Starlettes assassinées, surdoses de drogue, suicides, crimes de psychopathes : pour Scott Michaels, guide touristique unique en son genre à Hollywood, le nom de la capitale américaine du cinéma s'écrit en lettres de sang.

La raison sociale de son entreprise annonce la couleur: Dearly Departed (Les chers disparus). Crâne rasé, moustache et solide carrure, M. Michaels, qui confie avoir un temps envisagé de devenir croque-mort, semble posséder un savoir encyclopédique sur les turpitudes du quartier du 7e art dans le nord-ouest de Los Angeles.

Au volant de son minibus, il dévide pendant trois heures une série d'histoires effroyables, comme le meurtre jamais élucidé du «Dahlia noir», une femme dont le corps méticuleusement mutilé avait été retrouvé en 1947.

Plus loin, c'est une villa cossue qui fut en 1969 le théâtre de l'assassinat barbare des époux LaBianca par les adeptes du gourou psychopathe Charles Manson, au lendemain du massacre de l'actrice Sharon Tate et d'amis par le même groupe.

À Beverly Hills, plus à l'ouest, le «circuit de l'histoire tragique» de M. Michaels s'arrête devant la maison du gangster «Bugsy» Siegel, abattu en 1947 dans son jardin, encore un crime sans coupable.

Sur le fameux Sunset Boulevard, le minibus passe à l'endroit où le jeune acteur River Phoenix s'était effondré en 1993, victime d'un impressionnant cocktail de drogues et de médicaments. Phoenix «était végétarien, parce que la viande, c'est mauvais pour la santé», raille M. Michaels.

Quelques centaines de mètres plus à l'est, c'est la ruelle où Hugh Grant avait été arrêté en compagnie d'une prostituée en 1995, et les hôtels dans lesquels la chanteuse Janis Joplin et l'acteur John Belushi avaient consommé leur dose de trop, respectivement en 1970 et 1982.

Le circuit n'oublie pas les établissements médicaux: l'hôpital où Clark Gable a succombé en 1960 a été depuis acquis par la secte de la scientologie qui en a fait son quartier général. «Ne croisez le regard de personne dans ce quartier!», s'esclaffe le guide.

On apprend aussi que les studios Paramount ont été construits sur un cimetière («pas sûr qu'ils aient déplacé les corps») et que la fille de Lana Turner, qui avait en 1958 tué l'amant de sa mère, le gangster Johnny Stompanato, alors qu'elle n'avait que 14 ans, est devenue agent immobilier.

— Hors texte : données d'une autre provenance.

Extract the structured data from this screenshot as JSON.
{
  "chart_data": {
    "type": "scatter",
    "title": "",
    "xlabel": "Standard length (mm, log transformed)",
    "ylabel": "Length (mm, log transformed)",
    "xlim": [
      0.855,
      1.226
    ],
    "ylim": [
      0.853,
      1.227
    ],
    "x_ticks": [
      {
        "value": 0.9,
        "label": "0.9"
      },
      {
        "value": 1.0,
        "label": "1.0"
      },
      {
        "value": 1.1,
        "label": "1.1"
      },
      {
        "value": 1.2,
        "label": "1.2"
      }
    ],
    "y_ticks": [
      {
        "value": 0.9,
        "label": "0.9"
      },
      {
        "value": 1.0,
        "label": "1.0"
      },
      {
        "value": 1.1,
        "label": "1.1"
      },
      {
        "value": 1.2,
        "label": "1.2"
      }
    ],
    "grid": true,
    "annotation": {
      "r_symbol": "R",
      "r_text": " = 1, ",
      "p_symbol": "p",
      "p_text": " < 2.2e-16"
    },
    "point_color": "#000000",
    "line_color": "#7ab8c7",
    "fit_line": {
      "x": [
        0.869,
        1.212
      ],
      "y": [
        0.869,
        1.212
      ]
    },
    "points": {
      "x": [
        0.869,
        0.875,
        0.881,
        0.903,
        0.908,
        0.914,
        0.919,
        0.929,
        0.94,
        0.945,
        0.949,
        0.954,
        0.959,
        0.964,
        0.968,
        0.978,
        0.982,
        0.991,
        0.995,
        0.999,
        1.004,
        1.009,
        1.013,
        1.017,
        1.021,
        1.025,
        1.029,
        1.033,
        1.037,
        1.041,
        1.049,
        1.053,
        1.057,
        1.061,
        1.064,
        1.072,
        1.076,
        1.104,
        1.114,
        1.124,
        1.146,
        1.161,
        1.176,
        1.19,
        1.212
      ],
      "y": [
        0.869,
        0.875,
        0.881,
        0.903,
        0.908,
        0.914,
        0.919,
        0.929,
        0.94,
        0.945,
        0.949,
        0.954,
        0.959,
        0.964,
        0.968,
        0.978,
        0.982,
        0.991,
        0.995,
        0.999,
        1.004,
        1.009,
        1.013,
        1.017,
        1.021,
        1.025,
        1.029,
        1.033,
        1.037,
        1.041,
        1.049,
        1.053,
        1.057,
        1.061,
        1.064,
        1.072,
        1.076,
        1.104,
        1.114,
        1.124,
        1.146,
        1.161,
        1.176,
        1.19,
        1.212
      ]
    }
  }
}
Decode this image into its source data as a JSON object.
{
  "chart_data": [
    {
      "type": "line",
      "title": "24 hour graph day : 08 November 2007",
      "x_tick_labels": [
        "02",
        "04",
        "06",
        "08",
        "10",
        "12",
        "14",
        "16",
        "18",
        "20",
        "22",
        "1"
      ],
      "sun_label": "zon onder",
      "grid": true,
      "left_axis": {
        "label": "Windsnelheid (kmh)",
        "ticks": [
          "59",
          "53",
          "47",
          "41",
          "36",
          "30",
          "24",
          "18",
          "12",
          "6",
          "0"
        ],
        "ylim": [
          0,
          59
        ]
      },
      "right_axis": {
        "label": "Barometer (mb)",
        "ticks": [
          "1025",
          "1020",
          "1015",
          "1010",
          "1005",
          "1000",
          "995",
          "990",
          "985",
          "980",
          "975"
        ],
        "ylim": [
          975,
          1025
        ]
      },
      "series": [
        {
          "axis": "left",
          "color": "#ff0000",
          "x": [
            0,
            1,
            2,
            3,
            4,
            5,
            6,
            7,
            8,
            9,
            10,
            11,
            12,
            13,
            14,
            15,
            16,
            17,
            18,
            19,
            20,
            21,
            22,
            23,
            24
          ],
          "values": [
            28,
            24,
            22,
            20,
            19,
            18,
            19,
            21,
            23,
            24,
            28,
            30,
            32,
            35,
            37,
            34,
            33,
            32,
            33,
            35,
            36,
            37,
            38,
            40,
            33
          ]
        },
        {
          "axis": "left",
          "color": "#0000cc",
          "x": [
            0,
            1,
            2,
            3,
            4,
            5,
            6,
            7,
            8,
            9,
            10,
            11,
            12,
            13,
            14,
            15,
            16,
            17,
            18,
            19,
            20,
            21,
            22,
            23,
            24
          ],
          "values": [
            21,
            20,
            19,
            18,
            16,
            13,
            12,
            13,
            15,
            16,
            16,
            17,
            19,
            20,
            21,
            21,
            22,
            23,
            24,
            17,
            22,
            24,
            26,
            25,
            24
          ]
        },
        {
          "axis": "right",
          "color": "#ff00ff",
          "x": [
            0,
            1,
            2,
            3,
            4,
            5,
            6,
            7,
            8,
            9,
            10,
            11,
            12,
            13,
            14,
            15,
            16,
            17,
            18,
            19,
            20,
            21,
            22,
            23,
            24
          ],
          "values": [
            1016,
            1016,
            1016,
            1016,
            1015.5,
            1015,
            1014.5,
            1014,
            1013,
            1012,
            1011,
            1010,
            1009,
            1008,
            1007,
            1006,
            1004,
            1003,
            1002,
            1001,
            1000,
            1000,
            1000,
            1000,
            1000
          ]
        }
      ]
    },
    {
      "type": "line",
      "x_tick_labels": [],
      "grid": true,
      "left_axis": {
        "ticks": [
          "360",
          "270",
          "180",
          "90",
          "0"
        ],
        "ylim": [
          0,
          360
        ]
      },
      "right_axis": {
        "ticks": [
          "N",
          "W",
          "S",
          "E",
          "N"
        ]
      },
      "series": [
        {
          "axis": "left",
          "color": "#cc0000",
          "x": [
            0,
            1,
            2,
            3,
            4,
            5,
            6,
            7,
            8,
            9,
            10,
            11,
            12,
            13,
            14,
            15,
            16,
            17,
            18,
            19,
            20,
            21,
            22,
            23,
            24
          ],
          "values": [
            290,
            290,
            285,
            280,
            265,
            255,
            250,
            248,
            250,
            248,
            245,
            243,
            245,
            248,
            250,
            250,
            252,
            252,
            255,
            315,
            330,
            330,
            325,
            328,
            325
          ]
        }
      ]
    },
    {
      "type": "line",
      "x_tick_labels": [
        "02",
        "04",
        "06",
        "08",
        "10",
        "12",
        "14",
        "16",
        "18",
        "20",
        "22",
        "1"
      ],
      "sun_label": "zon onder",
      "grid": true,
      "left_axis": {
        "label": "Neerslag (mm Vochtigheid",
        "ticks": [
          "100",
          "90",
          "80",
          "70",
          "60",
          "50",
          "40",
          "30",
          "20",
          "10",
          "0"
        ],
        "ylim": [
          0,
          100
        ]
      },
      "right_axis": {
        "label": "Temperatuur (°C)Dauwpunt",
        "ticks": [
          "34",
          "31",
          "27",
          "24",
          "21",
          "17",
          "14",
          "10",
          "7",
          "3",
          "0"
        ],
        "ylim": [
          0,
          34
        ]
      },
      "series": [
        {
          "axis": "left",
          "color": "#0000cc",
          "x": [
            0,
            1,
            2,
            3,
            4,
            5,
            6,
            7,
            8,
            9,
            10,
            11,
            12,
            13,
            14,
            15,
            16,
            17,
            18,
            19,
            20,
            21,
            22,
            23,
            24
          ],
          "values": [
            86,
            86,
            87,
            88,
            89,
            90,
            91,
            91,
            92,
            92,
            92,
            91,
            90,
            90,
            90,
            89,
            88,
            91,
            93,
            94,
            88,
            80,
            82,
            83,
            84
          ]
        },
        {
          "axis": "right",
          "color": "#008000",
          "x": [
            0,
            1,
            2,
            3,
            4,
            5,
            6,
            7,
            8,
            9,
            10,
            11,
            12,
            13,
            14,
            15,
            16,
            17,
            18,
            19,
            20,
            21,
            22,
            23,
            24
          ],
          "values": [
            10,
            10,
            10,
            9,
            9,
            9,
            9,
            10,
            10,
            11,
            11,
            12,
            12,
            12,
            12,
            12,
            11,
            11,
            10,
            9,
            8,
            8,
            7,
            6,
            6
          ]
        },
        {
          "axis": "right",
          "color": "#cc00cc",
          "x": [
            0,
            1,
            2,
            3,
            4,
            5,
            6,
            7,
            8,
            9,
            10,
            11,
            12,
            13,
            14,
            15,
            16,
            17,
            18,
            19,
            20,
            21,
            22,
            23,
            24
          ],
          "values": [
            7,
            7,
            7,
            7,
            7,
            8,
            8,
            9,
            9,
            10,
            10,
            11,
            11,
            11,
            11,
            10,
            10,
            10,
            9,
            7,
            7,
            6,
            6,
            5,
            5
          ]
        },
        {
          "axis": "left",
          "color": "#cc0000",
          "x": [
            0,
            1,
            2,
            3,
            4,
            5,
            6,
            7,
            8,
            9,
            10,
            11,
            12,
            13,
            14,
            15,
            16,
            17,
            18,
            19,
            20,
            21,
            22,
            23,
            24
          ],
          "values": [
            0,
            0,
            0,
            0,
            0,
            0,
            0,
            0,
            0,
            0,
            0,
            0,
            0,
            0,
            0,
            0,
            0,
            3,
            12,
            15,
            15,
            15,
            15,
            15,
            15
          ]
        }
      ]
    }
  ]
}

M. Michaels fait son miel d'incidents plus récents: il désigne à ses clients le kiosque à journaux «où Paris Hilton a volé son propre DVD porno», et s'arrête devant les toilettes où George Michael a été arrêté pour «comportement obscène» en 1998. L'autoradio joue I Want Your Sex du chanteur britannique...

«Cela fait partie de l'histoire de cette ville, il faut que cela soit raconté, que ce soit vu, cela donne un côté plus réel», souligne Larry Browder, un touriste venu de Savannah et enchanté par l'expérience.
 
Ancien guide «classique», M. Michaels, 46 ans, a monté ce circuit hors du commun il y a trois ans et demi, par «passion pour le vieux Hollywood».

Mais aujourd'hui, les lieux fréquentés par James Stewart, Humphrey Bogart ou Dean Martin «s'en vont dans des camions», déplore-t-il, en référence à la fièvre immobilière qui s'est emparée du quartier. Des immeubles d'acier et de verre poussent sur les gravats des restaurants, discothèques et hôtels des années 1940.

Contrairement à d'autres zones, Hollywood ne s'est pas doté d'une puissante association de sauvegarde du patrimoine: «Ça me rend malade. C'est une honte. À terme, ce sont les gens qui ont de l'argent qui gagnent», lance M. Michaels, dont la calandre du minibus est ornée d'une couronne mortuaire.